WASHINGTON - The murder of a Democratic National Committee staffer has the Bloomingdale neighborhood of Northwest D.C. on edge. There have been no arrests and police continue to say they need more help in order to solve the crime.
Until recently, most people knew about Bloomingdale as the neighborhood affected by huge floods during severe storms that have damaged homes in recent years. But now, the talk is all about the murder and the troubling increase in robberies. Residents said they are terrified and they want the crime wave to stop.
Flowers now mark the spot where 27-year-old Seth Rich was shot to death early Sunday morning. He had nearly made it home when at least one gunman took his life – apparently for nothing.
Police have no witnesses in this case. According to a D.C. police homicide commander, investigators were going to examine recent robberies for clues. These crimes have unsettled this community just north of Rhode Island Avenue near Howard University.
It is a major concern D.C. Police Chief Cathy Lanier was asked to address at a news conference at the Wilson Building this week.
“Yes, we did see some robberies in that area in the past four weeks,” she said. “That was on the radar of the Robbery Task Force because it was a pattern in an area that we had not seen consistent robberies in before.”
According to the D.C. police crime mapping website, robberies in and around the Bloomingdale neighborhood are up 50 to 80 percent in the last two months when compared to the same time last year. And they are carried out in a variety of different ways.

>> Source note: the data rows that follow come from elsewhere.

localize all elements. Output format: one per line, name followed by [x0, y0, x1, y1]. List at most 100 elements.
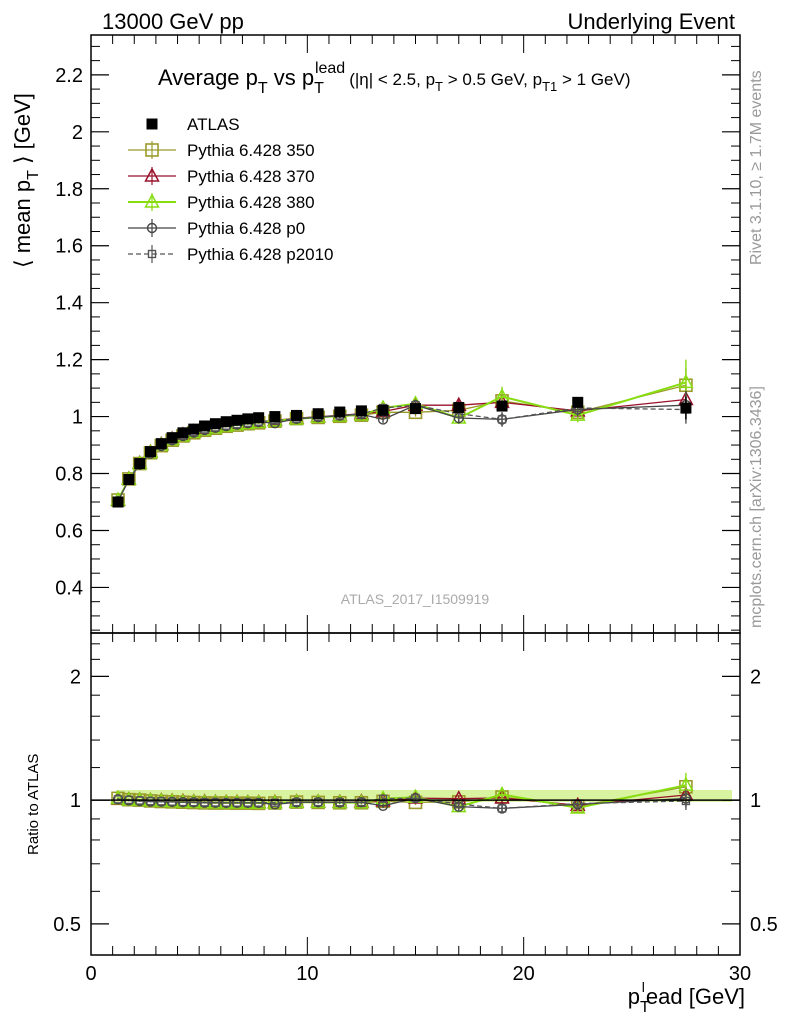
series-line — [117, 404, 686, 502]
legend-item: Pythia 6.428 380 — [128, 193, 315, 212]
ratio-point — [356, 797, 367, 808]
ratio-y-tick-label: 1 — [70, 790, 81, 812]
ratio-data — [91, 772, 740, 814]
data-point — [377, 404, 389, 416]
y-tick-label: 1.8 — [55, 179, 83, 201]
analysis-watermark: ATLAS_2017_I1509919 — [341, 591, 490, 607]
data-point — [572, 396, 584, 408]
data-point — [199, 420, 211, 432]
data-point — [453, 401, 465, 413]
data-point — [112, 496, 124, 508]
legend-label: Pythia 6.428 370 — [187, 167, 315, 186]
data-point — [680, 402, 692, 414]
legend-marker — [145, 143, 159, 157]
series-pythia-6-428-370 — [110, 385, 694, 507]
ratio-point — [243, 798, 253, 807]
legend-marker — [146, 222, 158, 234]
ratio-y-tick-label-right: 2 — [750, 666, 761, 688]
legend-item: Pythia 6.428 370 — [128, 167, 315, 186]
ratio-point — [494, 789, 510, 804]
data-point — [334, 406, 346, 418]
legend-item: ATLAS — [146, 115, 240, 134]
series-atlas — [112, 396, 692, 508]
plot-title: Average pT vs pTlead(|η| < 2.5, pT > 0.5… — [158, 60, 631, 97]
ratio-point — [200, 798, 209, 807]
ratio-y-axis-label: Ratio to ATLAS — [25, 754, 42, 855]
header-collision: 13000 GeV pp — [102, 9, 244, 34]
data-point — [355, 405, 367, 417]
data-point — [253, 412, 265, 424]
ratio-point — [242, 797, 254, 809]
y-tick-label: 0.6 — [55, 520, 83, 542]
x-tick-label: 10 — [296, 963, 318, 985]
y-tick-label: 1.4 — [55, 293, 83, 315]
data-point — [497, 415, 507, 424]
ratio-point — [270, 798, 280, 807]
series-line — [117, 398, 686, 501]
y-tick-label: 1 — [72, 407, 83, 429]
legend-item: Pythia 6.428 350 — [128, 141, 315, 160]
ratio-point — [497, 804, 507, 813]
main-panel: 0.4 0.6 0.8 1 1.2 1.4 1.6 1.8 2 2.2 Average pT vs… — [10, 34, 741, 634]
ratio-point — [313, 797, 323, 807]
ratio-point — [232, 798, 242, 807]
data-point — [496, 400, 508, 412]
data-point — [166, 432, 178, 444]
data-point — [312, 408, 324, 420]
y-tick-label: 2 — [72, 122, 83, 144]
data-point — [123, 474, 135, 486]
ratio-y-tick-label: 0.5 — [53, 914, 81, 936]
main-ticks: 0.4 0.6 0.8 1 1.2 1.4 1.6 1.8 2 2.2 — [55, 35, 741, 633]
ratio-point — [292, 797, 301, 807]
main-y-axis-label: ⟨ mean pT ⟩ [GeV] — [10, 93, 42, 268]
data-point — [209, 418, 221, 430]
ratio-point — [222, 798, 231, 807]
ratio-point — [377, 800, 389, 812]
ratio-y-tick-label: 2 — [70, 666, 81, 688]
ratio-point — [335, 798, 344, 807]
ratio-point — [178, 797, 188, 807]
legend: ATLAS Pythia 6.428 350 Pythia 6.428 370 Pyt… — [128, 115, 334, 264]
legend-marker — [147, 249, 157, 259]
ratio-point — [357, 797, 366, 807]
rivet-label: Rivet 3.1.10, ≥ 1.7M events — [748, 70, 765, 265]
ratio-point — [167, 797, 177, 806]
x-tick-label: 30 — [729, 963, 751, 985]
ratio-point — [410, 792, 421, 804]
x-tick-label: 0 — [85, 963, 96, 985]
legend-item: Pythia 6.428 p0 — [128, 219, 305, 238]
ratio-panel: 0.5 0.51 12 20 10 20 30 Ratio to ATLAS pTlead … — [25, 632, 778, 1016]
ratio-point — [411, 793, 420, 803]
legend-marker — [146, 118, 158, 130]
series-line — [117, 381, 687, 501]
legend-label: Pythia 6.428 380 — [187, 193, 315, 212]
ratio-point — [189, 797, 198, 807]
x-axis-label: pTlead [GeV] — [628, 979, 745, 1016]
data-point — [242, 413, 254, 425]
y-tick-label: 0.8 — [55, 464, 83, 486]
ratio-point — [681, 796, 691, 806]
ratio-point — [378, 794, 388, 803]
y-tick-label: 0.4 — [55, 577, 83, 599]
legend-marker — [144, 193, 160, 208]
legend-label: Pythia 6.428 350 — [187, 141, 315, 160]
y-tick-label: 1.2 — [55, 350, 83, 372]
ratio-point — [291, 797, 302, 808]
data-point — [177, 427, 189, 439]
data-point — [220, 416, 232, 428]
main-data — [110, 359, 694, 508]
data-point — [291, 409, 303, 421]
legend-item: Pythia 6.428 p2010 — [128, 245, 334, 264]
data-point — [155, 438, 167, 450]
ratio-point — [254, 798, 263, 807]
ratio-series-pythia-6-428-p2010 — [113, 792, 691, 813]
series-line — [117, 384, 687, 501]
y-tick-label: 2.2 — [55, 65, 83, 87]
x-tick-label: 20 — [513, 963, 535, 985]
legend-marker — [144, 167, 160, 182]
series-line — [117, 404, 686, 502]
ratio-y-tick-label-right: 0.5 — [750, 914, 778, 936]
data-point — [231, 414, 243, 426]
data-point — [144, 446, 156, 458]
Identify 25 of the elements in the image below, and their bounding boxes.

Back on June 19, a man was walking northbound on 3rd Street, NW, when a suspect came up from behind and tapped him on the shoulder. The victim was then sprayed in the face with pepper spray and his iPhone was taken along with cash.
Then on June 24 just after 2 a.m., four people were walking up S Street near First Street when four suspects sitting on a ledge suddenly jumped out. One suspect pulled out a gun and demanded the victims’ property. The victims turned over their wallets, cell phones and cash.
On July 6 just after midnight, a woman was standing in an alley near 1st Street and Adams Street when two men approached her. One suspect had a mask and a silver handgun and told her they wanted her phone. But before taking it, they wanted her to unlock the screen and then disconnect the Find My iPhone app.
"Folks are upset, they are angry, they are terrified, and I suppose if I had to lead with a sentiment, I would say folks are terrified,” said Teri Janine Quinn, president of the Bloomingdale Civic Association and an ANC commissioner. “When you have something like this happen right on your doorsteps, it’s like, ‘Where am I safe?’”
She added, "It's a terrible situation all around, and at this point, folks are looking for an opportunity to grieve as a community, but also to move on to – ‘What do we do now? How do we make ourselves more safe?’”
D.C. police have been going block to block in recent days in the neighborhood looking for any help in solving not only Rich’s murder, but any other crimes that has this community in turmoil.
Rich lived on First Street and was just about a block away from his home when he was fatally shot. The community is holding a vigil Wednesday night to remember the slain Democratic National Committee employee.